Dendrobine, a neuroprotective and anticancer sesquiterpenic alkaloid, is primarily sourced from endangered Dendrobium orchids, posing sustainability challenges to its production. Endophytic fungi, such as Trichoderma longibrachiatum MD33, offer an alternative; however, unresolved biosynthetic pathways and low yields hinder industrial scalability. Enhancing fungal metabolism through nanotechnology could address these limitations; however, nanoparticle-mediated engineering remains unexplored for dendrobine biosynthesis. This study aimed to (1) optimize dendrobine production in T. longibrachiatum MD33 using gold nanoparticles (CH-AuNPs) functionalized with alkaloid precursors and (2) elucidate the biosynthetic pathway to enable targeted metabolic engineering. CH-AuNPs were chemically synthesized, functionalized with L-phenylalanine, L-tyrosine, and tyramine, and applied to fungal cultures at concentrations of 0.5–20.0 mg/L. Multi-omics analyses (transcriptomics, proteomics, and metabolomics) identified pathway enzymes, and oxidative stress markers and dendrobine yields were quantified.

Results

Dose-dependent CH-AuNP exposure (10.0 mg/L optimal) elevated dendrobine production by 63.7%, balancing pathway activation and oxidative stress. Multi-omics analysis revealed a hybrid terpenoid-alkaloid pathway, wherein sesquiterpene scaffolds from the mevalonate pathway merge with ornithine-derived piperidine moieties. This process is regulated by sesquiterpene synthases (TPS), cytochrome P450s (CYP71D1), and O-methyltransferases (COMT). Metabolomic analysis provided direct evidence for the rechanneling of nitrogen metabolism, with depletion of glutamate and ornithine pools and accumulation of polyamine pathway intermediates such as putrescine, supporting the transcriptional upregulation of ornithine decarboxylase (ODC). Mechanistically, low-to-moderate oxidative stress induced by CH-AuNPs activated redox-sensitive transcription factors and stress-responsive pathways, which in turn upregulated terpenoid and alkaloid biosynthesis genes. This controlled stress response enhanced precursor flux and enzyme activity, leading to increased dendrobine synthesis without triggering cellular damage in the cells. Concentrations > 10.0 mg/L suppressed metabolism owing to oxidative damage.

Conclusions

CH-AuNPs act as precision tools to upregulate dendrobine biosynthesis in T. longibrachiatum MD33, resolving the hybrid pathway and establishing this fungus as a sustainable production platform for dendrobine.

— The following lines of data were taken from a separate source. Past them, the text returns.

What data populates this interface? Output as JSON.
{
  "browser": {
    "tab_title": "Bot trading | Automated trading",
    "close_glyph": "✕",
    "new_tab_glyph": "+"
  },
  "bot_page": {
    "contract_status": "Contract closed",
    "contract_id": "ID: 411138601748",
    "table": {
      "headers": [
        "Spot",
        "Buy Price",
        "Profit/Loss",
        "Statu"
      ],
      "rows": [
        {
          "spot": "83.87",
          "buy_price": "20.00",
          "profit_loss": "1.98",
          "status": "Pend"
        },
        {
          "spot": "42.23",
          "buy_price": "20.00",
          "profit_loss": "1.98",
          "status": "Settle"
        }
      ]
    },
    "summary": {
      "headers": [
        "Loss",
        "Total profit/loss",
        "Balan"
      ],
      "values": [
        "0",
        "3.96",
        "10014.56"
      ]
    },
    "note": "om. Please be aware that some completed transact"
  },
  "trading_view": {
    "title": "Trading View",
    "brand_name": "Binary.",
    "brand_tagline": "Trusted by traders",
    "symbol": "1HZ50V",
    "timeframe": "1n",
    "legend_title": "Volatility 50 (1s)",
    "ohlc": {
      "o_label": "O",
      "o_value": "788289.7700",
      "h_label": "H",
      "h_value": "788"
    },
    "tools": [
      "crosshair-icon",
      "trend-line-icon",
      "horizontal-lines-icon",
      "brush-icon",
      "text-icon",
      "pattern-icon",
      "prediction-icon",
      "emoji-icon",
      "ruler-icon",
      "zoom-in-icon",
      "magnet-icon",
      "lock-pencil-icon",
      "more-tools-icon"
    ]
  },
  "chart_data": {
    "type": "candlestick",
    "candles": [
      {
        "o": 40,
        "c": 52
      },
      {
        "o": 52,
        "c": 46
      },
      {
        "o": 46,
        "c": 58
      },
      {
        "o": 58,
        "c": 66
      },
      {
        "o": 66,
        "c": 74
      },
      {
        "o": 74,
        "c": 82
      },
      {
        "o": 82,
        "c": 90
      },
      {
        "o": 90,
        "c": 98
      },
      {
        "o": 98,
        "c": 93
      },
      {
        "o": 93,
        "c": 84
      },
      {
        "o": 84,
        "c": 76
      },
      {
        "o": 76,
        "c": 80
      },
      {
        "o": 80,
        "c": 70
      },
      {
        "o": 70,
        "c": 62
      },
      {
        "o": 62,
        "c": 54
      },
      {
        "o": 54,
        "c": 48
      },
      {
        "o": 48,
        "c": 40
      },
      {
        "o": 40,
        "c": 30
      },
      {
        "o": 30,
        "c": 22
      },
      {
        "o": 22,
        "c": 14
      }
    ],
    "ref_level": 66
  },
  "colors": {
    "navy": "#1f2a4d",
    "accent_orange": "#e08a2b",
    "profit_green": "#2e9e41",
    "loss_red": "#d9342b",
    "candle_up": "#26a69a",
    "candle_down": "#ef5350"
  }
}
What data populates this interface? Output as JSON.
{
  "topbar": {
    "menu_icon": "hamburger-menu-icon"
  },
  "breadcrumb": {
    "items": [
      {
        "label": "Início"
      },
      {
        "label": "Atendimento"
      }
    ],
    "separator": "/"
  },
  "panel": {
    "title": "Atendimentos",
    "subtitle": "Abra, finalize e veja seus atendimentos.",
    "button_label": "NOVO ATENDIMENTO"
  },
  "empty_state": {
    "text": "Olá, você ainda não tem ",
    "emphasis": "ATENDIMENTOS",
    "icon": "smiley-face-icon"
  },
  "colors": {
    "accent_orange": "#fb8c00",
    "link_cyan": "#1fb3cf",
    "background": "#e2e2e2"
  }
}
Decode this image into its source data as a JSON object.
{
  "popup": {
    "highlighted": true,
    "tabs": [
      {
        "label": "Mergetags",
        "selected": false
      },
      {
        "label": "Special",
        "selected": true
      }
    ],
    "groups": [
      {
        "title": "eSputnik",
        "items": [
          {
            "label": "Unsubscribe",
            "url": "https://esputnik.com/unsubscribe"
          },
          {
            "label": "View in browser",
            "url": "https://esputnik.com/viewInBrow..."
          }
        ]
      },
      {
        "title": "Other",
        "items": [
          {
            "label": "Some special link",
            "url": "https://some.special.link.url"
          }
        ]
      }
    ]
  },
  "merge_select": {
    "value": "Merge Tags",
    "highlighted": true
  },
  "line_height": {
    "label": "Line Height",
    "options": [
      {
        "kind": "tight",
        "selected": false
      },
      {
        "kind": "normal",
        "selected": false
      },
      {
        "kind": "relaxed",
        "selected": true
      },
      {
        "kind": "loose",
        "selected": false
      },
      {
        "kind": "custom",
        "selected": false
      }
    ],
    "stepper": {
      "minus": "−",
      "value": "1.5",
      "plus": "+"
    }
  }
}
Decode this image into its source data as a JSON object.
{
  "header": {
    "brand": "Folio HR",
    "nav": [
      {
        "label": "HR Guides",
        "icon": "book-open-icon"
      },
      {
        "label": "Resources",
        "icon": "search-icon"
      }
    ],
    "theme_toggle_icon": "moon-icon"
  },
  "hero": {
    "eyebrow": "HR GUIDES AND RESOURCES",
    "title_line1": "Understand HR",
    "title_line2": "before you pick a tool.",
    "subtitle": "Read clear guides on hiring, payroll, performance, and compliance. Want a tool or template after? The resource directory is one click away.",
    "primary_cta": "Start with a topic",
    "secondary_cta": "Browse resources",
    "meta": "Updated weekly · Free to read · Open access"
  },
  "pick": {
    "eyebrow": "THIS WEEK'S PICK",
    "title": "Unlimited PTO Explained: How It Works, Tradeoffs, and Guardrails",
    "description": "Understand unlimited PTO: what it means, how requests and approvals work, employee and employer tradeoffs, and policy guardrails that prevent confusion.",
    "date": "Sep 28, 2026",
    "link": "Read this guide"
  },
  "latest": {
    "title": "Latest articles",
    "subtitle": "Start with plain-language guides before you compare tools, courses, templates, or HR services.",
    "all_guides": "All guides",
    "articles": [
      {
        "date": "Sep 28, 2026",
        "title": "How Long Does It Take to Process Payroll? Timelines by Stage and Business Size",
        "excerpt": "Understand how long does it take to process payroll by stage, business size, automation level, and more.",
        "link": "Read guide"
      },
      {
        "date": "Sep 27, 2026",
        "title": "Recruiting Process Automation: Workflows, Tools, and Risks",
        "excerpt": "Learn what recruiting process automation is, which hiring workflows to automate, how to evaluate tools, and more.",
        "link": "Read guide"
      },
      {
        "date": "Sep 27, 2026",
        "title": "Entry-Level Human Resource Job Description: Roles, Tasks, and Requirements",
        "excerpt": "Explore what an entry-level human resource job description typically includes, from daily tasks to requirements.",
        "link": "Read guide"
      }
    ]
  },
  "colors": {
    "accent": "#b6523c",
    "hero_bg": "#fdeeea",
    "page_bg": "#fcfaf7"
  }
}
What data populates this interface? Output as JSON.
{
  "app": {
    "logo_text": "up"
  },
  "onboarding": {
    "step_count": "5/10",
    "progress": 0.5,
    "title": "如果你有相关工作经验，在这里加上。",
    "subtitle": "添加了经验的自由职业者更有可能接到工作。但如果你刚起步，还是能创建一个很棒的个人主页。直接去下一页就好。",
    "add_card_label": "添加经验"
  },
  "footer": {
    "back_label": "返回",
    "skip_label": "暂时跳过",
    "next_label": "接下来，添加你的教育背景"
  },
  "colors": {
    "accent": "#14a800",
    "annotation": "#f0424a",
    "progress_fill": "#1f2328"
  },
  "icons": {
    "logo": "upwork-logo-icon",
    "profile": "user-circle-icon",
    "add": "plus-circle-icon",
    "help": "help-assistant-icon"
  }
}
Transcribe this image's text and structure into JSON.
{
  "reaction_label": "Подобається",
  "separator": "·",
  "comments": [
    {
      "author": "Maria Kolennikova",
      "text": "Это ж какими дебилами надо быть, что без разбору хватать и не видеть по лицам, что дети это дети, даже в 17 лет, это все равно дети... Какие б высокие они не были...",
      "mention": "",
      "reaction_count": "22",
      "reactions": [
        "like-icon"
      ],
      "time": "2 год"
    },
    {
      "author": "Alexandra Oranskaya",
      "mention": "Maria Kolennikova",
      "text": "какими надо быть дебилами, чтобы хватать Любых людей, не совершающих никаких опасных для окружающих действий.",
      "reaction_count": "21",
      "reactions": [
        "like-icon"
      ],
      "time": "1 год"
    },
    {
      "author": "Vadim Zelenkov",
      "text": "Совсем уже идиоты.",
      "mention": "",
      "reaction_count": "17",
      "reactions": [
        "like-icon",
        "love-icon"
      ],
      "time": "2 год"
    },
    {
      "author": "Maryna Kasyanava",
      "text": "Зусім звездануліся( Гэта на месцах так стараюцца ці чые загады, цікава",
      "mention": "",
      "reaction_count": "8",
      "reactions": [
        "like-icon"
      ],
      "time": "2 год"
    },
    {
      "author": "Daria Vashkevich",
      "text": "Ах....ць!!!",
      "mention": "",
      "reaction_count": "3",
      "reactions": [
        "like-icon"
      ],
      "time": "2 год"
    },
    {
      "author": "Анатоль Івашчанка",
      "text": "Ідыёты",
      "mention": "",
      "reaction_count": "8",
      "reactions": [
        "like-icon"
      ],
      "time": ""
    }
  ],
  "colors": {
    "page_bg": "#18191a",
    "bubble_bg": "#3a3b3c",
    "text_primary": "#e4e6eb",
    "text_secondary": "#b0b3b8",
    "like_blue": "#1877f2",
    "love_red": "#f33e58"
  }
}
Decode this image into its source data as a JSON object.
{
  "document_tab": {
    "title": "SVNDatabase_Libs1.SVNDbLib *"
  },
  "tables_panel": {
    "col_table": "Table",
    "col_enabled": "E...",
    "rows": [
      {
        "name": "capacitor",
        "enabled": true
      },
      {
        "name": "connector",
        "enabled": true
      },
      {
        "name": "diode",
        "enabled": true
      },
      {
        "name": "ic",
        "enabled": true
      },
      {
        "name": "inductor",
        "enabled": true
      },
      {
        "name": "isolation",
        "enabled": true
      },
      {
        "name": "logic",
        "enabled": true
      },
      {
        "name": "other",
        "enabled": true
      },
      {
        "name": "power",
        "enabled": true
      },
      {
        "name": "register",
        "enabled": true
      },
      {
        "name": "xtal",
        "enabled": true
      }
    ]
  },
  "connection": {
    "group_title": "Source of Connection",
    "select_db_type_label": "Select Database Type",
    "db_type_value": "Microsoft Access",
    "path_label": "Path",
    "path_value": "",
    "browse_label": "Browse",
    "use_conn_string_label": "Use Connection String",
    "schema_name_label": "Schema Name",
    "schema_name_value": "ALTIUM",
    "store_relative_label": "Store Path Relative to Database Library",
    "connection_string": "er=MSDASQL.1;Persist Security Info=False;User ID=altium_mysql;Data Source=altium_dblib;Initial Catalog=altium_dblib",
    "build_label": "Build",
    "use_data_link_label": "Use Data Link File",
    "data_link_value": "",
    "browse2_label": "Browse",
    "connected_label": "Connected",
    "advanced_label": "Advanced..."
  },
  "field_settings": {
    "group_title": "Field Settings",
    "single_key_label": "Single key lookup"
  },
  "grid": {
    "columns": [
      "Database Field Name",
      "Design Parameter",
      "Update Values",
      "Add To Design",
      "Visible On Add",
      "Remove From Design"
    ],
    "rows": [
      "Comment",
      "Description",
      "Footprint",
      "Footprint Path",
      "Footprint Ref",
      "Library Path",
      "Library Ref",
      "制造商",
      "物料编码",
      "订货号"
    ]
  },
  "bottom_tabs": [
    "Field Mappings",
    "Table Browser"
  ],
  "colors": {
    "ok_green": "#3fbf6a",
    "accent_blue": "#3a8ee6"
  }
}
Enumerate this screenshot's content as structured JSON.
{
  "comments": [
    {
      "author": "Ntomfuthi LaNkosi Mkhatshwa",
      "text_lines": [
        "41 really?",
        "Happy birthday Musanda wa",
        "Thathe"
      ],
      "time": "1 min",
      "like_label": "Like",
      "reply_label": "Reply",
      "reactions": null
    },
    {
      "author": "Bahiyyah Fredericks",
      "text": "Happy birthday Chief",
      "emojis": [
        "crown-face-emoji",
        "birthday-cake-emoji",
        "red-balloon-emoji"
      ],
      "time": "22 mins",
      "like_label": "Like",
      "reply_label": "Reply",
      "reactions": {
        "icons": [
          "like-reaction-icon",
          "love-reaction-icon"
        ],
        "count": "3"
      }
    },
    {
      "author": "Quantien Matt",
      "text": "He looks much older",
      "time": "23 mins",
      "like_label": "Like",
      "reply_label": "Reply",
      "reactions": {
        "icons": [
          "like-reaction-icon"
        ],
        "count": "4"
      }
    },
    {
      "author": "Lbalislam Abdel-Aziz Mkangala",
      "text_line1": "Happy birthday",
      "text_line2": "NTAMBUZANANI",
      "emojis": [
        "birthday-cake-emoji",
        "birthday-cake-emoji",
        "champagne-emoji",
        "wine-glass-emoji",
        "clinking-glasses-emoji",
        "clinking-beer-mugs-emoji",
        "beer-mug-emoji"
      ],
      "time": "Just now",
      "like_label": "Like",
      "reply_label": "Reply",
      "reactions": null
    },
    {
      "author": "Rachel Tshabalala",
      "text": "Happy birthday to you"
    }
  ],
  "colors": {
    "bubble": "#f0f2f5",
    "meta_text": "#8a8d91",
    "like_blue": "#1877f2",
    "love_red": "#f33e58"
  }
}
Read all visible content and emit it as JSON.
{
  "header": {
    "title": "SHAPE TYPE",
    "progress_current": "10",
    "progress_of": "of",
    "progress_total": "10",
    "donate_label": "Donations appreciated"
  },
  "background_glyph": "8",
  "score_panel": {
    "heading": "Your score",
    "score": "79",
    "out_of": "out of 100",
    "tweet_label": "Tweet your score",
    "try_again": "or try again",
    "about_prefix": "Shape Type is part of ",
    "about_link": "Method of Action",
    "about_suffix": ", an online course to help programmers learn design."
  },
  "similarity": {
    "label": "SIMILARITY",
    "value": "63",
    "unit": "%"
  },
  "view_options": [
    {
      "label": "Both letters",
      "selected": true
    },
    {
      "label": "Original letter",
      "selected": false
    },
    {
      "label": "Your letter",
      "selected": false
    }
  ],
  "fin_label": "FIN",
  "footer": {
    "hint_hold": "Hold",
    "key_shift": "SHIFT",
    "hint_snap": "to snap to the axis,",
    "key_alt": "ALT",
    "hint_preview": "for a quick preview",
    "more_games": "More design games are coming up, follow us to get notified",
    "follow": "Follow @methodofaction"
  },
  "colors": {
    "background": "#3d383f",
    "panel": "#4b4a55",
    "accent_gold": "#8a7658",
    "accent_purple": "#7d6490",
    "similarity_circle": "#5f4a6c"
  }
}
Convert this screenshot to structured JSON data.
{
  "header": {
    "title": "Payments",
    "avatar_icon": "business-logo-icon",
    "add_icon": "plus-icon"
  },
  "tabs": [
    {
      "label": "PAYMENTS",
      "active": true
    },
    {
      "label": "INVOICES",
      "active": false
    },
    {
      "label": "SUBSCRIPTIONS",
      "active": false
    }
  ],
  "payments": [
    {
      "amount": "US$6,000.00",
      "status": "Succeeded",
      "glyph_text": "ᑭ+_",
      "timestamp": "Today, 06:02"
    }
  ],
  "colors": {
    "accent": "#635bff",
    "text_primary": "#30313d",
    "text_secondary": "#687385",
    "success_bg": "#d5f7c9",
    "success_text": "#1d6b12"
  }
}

The dose-dependent response highlights the dual role of nanoparticle-mediated engineering in metabolic enhancement and stress induction. This integration of nanotechnology and multi-omics bridges the critical gaps in fungal biotechnology, enabling scalable and eco-friendly alkaloid synthesis. Future applications include CRISPR-AuNP genome editing and bioreactor optimization, which will advance pharmaceutical and environmental biotechnologies.